“Our humblest regards to Clara Rodionovna!” he said, with gay suavity, taking off his hat. “As also to Vladimir Alexandrovich!”

They returned the salute, and were about to pass on, but he checked them.

“A rose of a girl, I tell you that,” he went on, addressing himself to Vladimir, while he looked at the girl with rather offensive admiration. “Young men are fools nowadays. If I were one of them I should take no chances with a lassie like that. A plum, a bouquet, a song-bird of a mademoiselle. I should propose and get her and waste no time, or—one, two, three, and the lovey-dovey may be snapped up by some other fellow.”
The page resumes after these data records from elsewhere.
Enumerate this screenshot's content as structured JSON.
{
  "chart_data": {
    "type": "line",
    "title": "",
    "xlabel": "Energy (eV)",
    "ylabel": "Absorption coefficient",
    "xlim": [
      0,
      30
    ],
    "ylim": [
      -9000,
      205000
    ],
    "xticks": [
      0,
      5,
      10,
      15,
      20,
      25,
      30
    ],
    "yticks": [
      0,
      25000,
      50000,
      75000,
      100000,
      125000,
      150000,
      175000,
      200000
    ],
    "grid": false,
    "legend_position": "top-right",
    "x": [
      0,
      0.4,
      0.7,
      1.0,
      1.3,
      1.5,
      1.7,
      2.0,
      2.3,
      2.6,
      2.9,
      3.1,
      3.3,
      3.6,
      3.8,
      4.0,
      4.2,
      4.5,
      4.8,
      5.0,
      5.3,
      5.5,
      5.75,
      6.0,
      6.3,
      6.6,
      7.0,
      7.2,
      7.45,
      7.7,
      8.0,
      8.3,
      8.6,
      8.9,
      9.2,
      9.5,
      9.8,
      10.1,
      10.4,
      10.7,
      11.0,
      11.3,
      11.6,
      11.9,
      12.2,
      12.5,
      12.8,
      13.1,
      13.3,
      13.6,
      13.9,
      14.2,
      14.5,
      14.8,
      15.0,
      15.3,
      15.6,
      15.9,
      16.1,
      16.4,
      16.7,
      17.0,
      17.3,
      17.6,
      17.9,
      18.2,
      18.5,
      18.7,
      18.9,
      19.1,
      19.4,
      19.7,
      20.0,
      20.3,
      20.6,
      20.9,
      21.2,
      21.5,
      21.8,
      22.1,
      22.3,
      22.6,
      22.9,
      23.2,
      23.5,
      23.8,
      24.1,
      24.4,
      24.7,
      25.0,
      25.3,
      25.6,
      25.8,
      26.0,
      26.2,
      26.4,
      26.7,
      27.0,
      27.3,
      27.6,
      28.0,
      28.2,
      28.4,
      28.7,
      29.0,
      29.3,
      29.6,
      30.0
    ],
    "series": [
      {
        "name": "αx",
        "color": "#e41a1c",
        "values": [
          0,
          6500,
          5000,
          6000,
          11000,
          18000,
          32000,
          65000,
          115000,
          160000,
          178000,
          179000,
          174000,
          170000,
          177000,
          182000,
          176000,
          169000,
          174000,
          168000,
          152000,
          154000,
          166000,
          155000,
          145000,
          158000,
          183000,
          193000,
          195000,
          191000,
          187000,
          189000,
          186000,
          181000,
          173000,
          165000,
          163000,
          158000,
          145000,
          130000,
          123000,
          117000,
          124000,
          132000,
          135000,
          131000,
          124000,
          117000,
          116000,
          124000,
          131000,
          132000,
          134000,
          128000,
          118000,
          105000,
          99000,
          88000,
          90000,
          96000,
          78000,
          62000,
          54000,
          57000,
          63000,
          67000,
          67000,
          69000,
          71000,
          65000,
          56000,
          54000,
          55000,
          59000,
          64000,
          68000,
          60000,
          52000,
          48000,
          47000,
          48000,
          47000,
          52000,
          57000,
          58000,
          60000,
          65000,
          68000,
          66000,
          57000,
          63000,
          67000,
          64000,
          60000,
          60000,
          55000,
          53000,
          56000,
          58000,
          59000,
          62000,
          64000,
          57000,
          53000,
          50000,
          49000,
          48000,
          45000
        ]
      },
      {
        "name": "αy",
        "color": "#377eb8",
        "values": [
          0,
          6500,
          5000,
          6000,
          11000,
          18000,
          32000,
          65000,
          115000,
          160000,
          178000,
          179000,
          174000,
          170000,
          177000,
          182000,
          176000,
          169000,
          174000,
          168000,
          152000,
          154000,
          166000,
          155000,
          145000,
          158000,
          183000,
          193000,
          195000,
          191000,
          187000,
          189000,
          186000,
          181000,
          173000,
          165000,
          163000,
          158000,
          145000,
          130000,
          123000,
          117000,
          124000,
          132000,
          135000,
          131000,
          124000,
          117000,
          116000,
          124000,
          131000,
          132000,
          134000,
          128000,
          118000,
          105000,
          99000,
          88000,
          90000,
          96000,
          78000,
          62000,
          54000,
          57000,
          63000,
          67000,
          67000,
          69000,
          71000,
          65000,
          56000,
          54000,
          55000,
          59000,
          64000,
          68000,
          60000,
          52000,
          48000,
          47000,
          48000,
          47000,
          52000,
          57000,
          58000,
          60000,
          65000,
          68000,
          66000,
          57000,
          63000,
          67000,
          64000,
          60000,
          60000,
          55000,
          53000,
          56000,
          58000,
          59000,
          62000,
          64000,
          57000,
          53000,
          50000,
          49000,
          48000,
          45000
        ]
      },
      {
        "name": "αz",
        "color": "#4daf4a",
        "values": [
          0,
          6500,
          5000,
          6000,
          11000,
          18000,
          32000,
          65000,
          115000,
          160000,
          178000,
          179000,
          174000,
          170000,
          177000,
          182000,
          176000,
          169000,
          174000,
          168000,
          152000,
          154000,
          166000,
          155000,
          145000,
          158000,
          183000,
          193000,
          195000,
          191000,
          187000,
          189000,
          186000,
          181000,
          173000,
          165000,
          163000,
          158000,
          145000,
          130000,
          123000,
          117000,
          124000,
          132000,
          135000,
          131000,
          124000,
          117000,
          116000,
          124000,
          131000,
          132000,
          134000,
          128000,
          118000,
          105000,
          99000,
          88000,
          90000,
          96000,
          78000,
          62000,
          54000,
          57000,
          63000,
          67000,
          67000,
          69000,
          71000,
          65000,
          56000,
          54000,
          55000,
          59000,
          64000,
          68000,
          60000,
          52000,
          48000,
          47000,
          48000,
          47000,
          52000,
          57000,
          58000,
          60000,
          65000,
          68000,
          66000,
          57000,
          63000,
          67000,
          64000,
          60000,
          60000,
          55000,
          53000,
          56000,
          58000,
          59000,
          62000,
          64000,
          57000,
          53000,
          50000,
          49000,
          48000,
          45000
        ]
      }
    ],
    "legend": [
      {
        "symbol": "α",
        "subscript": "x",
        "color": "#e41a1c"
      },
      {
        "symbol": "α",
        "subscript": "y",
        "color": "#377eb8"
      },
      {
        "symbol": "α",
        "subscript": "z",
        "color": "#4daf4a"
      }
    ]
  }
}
Clara, who was accustomed to this sort of pleasantry from him, scarcely heard what he said. She was smilingly making ready to bow herself away, when her cousin asked of the Great-Russian:

“And how is her Illustriousness? Have you seen her lately?”

“She was here yesterday. Quite stuck on you, Vladimir Alexandrovich. Sends humblest regards. ‘When is your learned young friend going to call,’ she says. You have a sage of a cousin, Clara Rodionovna, an eagle of a fellow, a cabinet minister!”

“All right,” Vladimir returned, with an amused smile, yet reddening with satisfaction.

Clara remarked to herself that her cousin was flaunting his successes with Gentiles before her. When they resumed their walk she inquired reluctantly:

“Who is ‘her Illustriousness’?”

“Oh, that’s that lame tramp of a woman, Princess Chertogoff,” he rejoined, with gestures of contempt and amusement, yet inwardly tingling with vanity at his acquaintance with her impecunious “Illustriousness.” The wealthy Great-Russian was a large holder of Princess Chertogoff’s promissory notes, and it was at his house where Vladimir had met her on several occasions. The lame noblewoman knew that Rasgadayeff was fond of the Vigdoroffs. When she saw the young man last she had, by way of currying favour with her creditor, asked the educated son of his “favourite Jew” to call on her whenever he was in the mood for it, and to “let her hear what was going on among wise men and authors.”